Affaire Asma Bougnaoui Porter le voile islamique dans une entreprise privée est un droit… soumis à des conditions

 

Ce jeudi, la cour d’appel de Versailles a tranché en faveur d’une salariée d’une entreprise privée licenciée en 2008 parce qu’elle avait refusé de retirer son voile islamique rapporte le Parisien. Son ex-employeur doit lui verser 23 000 euros.

 

Le jugement de la cour d’appel de Versailles vient que confirmer le droit de porter le voile islamique dans une entreprise privée. Ce jeudi, la cour a donné raison à Asma Bougnaoui, qui en 2008 avait été licenciée par son employeur de l’époque, Micropole, alors qu’elle occupait un poste d’ingénieur informatique, rapporte Le Parisien. La raison de son renvoi : le refus de retirer son voile. Un an après son embauche, l’ingénieur s’était rendu chez Groupama, un client de son employeur, pour une intervention à Toulouse. Mais voilà, des collaborateurs de l’assureur se sont plaints de la venue de cette femme voilée invoquant une « gêne ». Micropole lui demande alors de retirer son voile lors de déplacements chez les clients.

Finalement, la cour d’appel de Versailles a annulé le licenciement et condamné la société Micropole à verser à cette ex-employée une somme de plus 23 000 euros. Il faut savoir que l’interdiction des signes religieux dans l’entreprise, contrairement à l’interdiction du voile dans les lieux publics, n’a pas été posée par la loi. Pour autant, la liberté d’expression religieuse ne doit pas entraîner de troubles dans l’entreprise.
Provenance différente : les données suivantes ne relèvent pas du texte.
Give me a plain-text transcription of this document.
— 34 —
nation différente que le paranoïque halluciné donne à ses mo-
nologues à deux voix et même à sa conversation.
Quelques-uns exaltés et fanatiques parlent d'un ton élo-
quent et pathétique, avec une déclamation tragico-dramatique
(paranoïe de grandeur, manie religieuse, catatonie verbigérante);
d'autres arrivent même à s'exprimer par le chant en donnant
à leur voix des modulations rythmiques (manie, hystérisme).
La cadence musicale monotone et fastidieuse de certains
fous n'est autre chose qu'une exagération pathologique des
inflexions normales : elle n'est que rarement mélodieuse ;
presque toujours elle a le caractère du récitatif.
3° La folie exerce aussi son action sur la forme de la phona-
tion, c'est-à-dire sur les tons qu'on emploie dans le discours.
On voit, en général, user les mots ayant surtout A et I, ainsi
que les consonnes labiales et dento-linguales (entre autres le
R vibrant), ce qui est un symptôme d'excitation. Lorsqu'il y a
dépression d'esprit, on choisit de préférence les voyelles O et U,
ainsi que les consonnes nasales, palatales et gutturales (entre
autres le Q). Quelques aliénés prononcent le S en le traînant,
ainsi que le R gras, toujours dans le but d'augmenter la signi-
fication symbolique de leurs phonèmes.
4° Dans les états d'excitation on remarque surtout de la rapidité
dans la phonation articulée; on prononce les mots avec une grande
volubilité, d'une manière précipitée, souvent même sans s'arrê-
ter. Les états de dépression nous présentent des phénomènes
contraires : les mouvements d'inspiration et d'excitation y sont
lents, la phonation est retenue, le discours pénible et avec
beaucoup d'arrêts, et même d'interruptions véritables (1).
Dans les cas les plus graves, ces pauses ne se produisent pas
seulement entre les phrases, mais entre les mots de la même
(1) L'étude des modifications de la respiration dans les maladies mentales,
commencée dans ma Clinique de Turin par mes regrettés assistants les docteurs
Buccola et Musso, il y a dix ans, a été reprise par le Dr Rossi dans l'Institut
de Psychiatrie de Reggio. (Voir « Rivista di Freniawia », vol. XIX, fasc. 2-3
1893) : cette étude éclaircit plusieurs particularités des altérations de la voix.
Et jusqu’à son licenciement, Asma Bougnaoui n’avait jamais eu de problèmes au sein de son entreprise.

Possibilité d’instaurer un réglement intérieur

Si un règlement intérieur précis interdisait le voile au sein de Micropole, la société aurait pu le mettre en avant. Par contre, si l’employeur interdit le voile au travail, sa décision ne doit pas être motivée par des critères religieux mais par les conséquences que ce vêtement pourrait avoir en matière d’organisation, d’hygiène ou de sécurité au travail. Dans son article 2, la loi travail du mois d’août 2016 prévoit également la possibilité d’insérer dans le règlement intérieur des règles inscrivant le principe de neutralité dans l’entreprise et restreignant la manifestation des convictions (politiques, religieuses) des salariés.

Cependant, deux conditions ont été posées par la Cour de cassation. La première est que cette clause doit être « indifférenciée », ce qui signifie qu’elle ne peut pas viser qu’un seul culte ou une seule religion. La deuxième condition est que cette règle ne peut s’appliquer qu’aux salariés en contact avec la clientèle.

Enfin, si une salariée refuse de retirer son voile islamique, l’entreprise ne peut pas prendre immédiatement une mesure de licenciement et doit d’abord envisageait d’autres solutions, comme un reclassement.